Does bean registration have to correlate with plugin load ordering, or can we let the features available for the Spring context handle that for us? @conditional*, @lazy, ObjectProvider etc.

The existing architecture supports loading the beans in the order defined by the plugin load order. So yes.

This is kind of muddled waters with modern Spring conventions.
I think we moved some bean registration to @Configuration for a reason with Spring Boot 3, and this move decoupled bean registration from plugin load order. There may be workarounds we can put in place for 8 or 9 where we bring this back, but for 7 we are where we are.
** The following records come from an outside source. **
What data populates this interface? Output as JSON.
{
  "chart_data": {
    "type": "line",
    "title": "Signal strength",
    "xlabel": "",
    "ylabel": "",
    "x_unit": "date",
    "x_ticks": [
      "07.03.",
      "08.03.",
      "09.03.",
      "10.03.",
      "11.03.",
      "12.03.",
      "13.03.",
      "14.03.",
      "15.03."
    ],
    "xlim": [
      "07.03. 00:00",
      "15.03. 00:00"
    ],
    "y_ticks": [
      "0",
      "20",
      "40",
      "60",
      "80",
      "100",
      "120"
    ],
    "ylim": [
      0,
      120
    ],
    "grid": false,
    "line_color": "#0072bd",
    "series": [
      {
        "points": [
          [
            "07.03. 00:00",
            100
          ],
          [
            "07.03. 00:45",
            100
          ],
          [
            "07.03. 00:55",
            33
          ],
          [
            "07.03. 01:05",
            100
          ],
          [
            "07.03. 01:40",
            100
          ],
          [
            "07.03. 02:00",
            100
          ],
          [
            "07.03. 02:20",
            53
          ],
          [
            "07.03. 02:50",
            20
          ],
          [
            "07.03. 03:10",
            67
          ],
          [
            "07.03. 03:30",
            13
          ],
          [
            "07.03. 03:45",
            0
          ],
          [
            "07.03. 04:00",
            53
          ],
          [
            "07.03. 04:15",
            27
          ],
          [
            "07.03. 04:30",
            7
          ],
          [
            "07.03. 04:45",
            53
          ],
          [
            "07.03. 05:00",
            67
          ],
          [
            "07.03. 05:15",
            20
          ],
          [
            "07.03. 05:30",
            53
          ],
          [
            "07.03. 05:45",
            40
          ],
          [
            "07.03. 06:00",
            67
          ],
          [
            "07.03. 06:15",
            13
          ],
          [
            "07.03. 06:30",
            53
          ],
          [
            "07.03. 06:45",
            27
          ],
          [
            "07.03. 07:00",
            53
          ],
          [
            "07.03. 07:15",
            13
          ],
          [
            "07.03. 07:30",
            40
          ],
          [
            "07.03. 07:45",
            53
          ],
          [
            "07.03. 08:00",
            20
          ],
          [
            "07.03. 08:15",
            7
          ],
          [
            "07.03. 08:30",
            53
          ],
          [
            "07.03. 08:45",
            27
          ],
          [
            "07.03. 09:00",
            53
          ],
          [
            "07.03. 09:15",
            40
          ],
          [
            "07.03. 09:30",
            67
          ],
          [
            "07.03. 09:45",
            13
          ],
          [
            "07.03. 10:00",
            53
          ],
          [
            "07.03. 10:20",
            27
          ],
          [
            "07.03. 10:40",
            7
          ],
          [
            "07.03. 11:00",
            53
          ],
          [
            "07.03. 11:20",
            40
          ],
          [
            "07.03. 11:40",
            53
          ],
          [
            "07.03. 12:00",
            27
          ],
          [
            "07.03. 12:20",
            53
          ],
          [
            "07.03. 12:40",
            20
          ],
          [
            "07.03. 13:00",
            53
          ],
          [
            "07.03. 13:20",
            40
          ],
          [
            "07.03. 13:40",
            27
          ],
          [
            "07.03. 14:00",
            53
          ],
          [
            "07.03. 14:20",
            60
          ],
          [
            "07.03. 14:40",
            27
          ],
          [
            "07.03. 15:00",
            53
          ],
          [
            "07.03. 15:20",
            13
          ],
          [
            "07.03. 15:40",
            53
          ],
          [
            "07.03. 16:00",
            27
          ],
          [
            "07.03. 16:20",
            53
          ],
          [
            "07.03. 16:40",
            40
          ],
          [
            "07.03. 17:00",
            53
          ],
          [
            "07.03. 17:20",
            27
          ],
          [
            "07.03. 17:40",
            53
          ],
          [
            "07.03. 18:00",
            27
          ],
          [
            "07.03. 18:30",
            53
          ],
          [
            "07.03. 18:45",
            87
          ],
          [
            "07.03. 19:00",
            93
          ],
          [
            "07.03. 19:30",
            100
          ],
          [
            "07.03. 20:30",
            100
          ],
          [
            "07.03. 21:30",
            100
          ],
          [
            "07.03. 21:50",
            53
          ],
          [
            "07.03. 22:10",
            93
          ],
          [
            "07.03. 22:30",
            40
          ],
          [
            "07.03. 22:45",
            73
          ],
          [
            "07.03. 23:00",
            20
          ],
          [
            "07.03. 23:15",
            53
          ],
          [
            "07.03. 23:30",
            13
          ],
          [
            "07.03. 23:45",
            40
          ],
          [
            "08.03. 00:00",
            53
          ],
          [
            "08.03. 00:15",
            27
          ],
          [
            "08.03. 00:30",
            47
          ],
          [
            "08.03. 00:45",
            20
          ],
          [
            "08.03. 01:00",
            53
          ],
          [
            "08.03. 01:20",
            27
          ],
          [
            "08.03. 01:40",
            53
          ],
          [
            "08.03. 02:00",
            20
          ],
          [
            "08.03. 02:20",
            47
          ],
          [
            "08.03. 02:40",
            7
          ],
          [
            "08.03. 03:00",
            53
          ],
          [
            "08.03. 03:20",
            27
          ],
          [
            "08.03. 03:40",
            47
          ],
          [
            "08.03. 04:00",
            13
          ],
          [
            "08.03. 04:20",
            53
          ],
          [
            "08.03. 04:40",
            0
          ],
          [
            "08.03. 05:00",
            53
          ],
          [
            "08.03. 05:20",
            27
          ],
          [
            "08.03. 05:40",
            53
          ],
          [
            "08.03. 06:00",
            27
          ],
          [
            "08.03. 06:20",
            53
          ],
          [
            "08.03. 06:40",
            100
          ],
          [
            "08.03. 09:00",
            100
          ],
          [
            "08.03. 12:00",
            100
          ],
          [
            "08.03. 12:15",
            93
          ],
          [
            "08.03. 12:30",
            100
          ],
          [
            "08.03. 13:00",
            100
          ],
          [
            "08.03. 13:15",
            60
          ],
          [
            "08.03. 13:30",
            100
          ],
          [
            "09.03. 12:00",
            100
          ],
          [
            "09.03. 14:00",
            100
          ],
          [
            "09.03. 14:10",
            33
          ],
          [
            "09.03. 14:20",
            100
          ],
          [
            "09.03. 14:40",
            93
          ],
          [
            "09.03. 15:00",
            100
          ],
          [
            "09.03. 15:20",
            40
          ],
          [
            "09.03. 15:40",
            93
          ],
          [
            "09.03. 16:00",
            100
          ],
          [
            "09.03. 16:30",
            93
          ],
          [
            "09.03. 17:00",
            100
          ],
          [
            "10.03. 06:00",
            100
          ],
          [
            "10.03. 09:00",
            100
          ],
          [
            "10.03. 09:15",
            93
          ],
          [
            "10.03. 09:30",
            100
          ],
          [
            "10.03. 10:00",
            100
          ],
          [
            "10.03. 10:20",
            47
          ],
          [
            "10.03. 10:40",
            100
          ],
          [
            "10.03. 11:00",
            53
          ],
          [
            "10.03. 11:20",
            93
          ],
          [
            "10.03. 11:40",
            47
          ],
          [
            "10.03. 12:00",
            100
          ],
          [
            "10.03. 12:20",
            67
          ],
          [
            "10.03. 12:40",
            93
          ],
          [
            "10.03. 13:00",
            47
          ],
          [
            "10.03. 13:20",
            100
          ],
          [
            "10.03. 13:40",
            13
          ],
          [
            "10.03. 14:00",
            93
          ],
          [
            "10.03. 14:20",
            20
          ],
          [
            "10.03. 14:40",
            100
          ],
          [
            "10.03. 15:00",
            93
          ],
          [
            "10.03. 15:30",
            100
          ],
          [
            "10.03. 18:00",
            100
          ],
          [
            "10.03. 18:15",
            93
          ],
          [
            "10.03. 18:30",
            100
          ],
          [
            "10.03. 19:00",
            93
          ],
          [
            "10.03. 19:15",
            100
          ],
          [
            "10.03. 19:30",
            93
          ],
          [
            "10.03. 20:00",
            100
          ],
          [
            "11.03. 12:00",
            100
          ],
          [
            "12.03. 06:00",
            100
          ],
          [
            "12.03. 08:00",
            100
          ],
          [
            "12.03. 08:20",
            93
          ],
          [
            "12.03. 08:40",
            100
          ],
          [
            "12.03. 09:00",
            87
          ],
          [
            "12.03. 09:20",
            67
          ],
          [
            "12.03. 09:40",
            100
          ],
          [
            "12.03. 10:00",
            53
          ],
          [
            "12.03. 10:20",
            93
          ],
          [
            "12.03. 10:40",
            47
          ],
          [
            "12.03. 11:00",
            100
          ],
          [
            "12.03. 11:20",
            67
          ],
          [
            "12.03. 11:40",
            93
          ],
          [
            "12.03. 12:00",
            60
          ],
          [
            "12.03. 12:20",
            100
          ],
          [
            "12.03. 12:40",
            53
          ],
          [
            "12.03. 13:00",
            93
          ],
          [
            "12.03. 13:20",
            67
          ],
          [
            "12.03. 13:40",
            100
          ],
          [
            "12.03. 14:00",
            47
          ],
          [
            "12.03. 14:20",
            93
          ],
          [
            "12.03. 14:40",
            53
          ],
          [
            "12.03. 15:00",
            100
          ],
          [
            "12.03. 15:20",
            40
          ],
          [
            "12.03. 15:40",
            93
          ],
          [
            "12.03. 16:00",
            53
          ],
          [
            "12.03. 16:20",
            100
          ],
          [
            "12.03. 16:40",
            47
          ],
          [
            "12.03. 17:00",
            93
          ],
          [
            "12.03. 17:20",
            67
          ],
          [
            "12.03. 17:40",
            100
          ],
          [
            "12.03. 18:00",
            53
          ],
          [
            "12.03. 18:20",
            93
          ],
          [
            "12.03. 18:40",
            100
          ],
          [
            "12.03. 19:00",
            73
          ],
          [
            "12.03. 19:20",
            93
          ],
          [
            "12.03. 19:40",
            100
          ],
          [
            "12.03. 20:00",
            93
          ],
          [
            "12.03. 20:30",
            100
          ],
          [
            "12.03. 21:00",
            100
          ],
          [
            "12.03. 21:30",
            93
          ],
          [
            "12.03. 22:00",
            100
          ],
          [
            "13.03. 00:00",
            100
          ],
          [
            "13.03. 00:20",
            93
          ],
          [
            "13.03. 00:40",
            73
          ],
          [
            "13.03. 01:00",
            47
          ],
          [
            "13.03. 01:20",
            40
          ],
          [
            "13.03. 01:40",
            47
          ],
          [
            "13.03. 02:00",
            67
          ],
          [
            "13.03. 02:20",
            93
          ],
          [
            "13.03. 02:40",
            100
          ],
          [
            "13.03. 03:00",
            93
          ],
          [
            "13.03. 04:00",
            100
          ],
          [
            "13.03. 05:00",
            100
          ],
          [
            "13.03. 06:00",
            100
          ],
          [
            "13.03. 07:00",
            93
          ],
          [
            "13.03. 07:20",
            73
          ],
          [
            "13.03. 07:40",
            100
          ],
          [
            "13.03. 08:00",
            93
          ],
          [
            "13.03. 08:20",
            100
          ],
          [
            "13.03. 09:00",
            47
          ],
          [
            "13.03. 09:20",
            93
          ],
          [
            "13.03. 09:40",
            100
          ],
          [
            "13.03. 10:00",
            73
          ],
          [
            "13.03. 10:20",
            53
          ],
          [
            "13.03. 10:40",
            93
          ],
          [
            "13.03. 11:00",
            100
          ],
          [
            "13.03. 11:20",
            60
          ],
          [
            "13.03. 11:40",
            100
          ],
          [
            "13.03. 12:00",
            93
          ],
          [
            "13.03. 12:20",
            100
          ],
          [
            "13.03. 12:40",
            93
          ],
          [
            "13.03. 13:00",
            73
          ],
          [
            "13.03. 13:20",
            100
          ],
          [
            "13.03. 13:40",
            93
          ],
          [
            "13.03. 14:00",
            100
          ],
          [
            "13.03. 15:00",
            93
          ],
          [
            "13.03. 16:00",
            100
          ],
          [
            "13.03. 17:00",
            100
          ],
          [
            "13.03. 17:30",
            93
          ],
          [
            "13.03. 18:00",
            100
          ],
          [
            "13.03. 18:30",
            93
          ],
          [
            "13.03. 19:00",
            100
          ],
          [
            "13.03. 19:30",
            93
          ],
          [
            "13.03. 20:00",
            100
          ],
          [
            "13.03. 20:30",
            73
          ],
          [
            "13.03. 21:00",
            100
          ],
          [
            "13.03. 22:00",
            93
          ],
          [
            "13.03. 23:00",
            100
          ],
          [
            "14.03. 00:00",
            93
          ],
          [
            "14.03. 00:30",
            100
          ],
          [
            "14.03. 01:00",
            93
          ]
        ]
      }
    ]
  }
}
The issue with the plugin is you can't load "before" that plugin since its beans, etc will be loaded prior, so we're only adding a plugin to show in the modules.

What would be the use case for loading before dataBinding?

Does that matter? The issue is defining a plugin implies that one can load before/after it. This isn't supported currently.

We have multiple other plugins in grails-core using @AutoConfiguration that suffer the same issue. If there is no use case to load before dataBinding, why break the convention?

Is there a use case nowadays for having one plugin evict another? I see this as problematic in conjunction with @configuration as beans will already be registered when eviction starts. Doesn't it make more sense to just remove the plugin dependency in the application. Maybe we can stop startup with a message if "evicted" (incompatible) plugins are on the classpath?

Isn't this debating the architecture of the plugins (I agree they need reworked). I'm just going for a consistent behavior.

It was an open question. I don't have the answer, maybe someone else does.

I don't see any plugin "traits" in grails-web-common. (I may be missing something)

That library defines a grails.factories file which is often shipped a long side plugins since it's used to populate GrailsArtifacts.

I wouldn't consider this a plugin "trait" in an of itself.
As you say, there are multiple modules having a grails.factories file.

I'm trying to understand why we would care that this is a plugin?

In my mind:

  1. It has historically been a plugin.
  2. Keeping it consistent what a plugin is.